This two-year Value in Healthcare (ViHC) project aimed to reduce the number of undecided chronic kidney disease (CKD) patients (~30%) and improve conversion rates to pre-emptive transplant listing and home dialysis. It responded to low national rates in Wales and rising end-stage kidney disease (ESKD) cases.
The CKD Education Team expanded from two part-time nurses to four full-time staff in January 2024. They redesigned patient education using the “three-talk model” (choice, options, decision) to replace the previous one-off, overwhelming session. The new format allowed multiple patient-centred interactions, delivered at home or in hospital, with time between sessions for reflection. New bilingual and multimedia materials (leaflets, animations, e-books) supported learning. Kidney workshops with peer mentors and clinical teams provided hands-on support.
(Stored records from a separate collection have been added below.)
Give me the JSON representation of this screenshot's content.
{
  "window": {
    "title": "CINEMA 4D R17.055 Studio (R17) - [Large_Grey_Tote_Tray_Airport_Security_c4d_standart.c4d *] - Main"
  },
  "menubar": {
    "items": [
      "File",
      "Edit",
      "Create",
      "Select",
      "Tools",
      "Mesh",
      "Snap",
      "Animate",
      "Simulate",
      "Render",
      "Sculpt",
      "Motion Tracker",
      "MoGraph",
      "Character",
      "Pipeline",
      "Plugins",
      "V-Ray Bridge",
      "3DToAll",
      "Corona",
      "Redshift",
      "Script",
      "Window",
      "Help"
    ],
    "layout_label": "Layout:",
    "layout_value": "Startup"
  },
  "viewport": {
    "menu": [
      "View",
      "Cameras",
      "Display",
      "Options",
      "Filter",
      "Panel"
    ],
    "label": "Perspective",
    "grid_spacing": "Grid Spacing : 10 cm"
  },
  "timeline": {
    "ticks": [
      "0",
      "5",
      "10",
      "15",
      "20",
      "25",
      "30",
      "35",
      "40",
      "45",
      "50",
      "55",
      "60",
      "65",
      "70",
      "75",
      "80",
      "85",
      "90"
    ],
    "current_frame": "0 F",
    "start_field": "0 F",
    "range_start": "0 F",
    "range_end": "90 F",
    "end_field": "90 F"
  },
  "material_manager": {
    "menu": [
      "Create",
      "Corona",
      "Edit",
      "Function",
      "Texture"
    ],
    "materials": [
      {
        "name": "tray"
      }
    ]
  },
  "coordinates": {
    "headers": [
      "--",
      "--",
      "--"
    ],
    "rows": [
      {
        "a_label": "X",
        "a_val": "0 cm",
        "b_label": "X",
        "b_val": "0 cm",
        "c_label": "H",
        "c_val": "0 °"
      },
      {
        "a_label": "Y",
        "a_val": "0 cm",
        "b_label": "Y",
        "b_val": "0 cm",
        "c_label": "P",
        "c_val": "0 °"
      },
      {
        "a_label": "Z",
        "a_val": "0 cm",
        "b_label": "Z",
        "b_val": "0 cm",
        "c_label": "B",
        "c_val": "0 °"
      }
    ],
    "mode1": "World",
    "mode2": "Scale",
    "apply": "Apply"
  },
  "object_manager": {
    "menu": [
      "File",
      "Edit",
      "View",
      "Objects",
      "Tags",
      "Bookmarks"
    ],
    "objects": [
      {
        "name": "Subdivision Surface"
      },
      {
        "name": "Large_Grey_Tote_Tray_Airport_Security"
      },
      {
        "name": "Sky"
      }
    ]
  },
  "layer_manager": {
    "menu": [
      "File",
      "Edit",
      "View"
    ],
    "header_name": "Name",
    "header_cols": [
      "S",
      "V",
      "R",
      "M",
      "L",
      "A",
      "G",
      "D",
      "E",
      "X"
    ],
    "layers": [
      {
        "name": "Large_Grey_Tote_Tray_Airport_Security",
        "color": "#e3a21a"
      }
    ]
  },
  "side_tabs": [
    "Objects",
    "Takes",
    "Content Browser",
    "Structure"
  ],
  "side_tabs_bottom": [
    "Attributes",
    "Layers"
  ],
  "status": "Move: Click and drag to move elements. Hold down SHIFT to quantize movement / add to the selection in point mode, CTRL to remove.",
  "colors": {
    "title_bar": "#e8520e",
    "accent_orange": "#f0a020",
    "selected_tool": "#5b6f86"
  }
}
Quantitative data show significant progress: the percentage of “undecided” patients dropped from 26% in 2023 to 4% in 2024. There was an increase in patients expressing interest in pre-emptive transplant listing and home therapies. Eighteen-month follow-up data show more patients being listed and transplanted pre-emptively, and home dialysis (both PD and HD) uptake has increased. Patient questionnaires confirmed the new process is well-received and supports decision-making.
Team planning and unified commitment enabled rapid development and delivery. Strong recording, governance, and multidisciplinary collaboration were essential. While qualitative feedback and basic quantitative measures have been useful, earlier adoption of tools like PAM-13 would help measure patient engagement more robustly.
The team is committed to sustaining and expanding the programme, pending continued ViHC funding post-2026. They aim to diversify materials (e.g. multilingual options), share findings nationally, and promote a replicable model for other services. The goal is a patient-centred, nationally consistent CKD education model improving clinical and economic outcomes.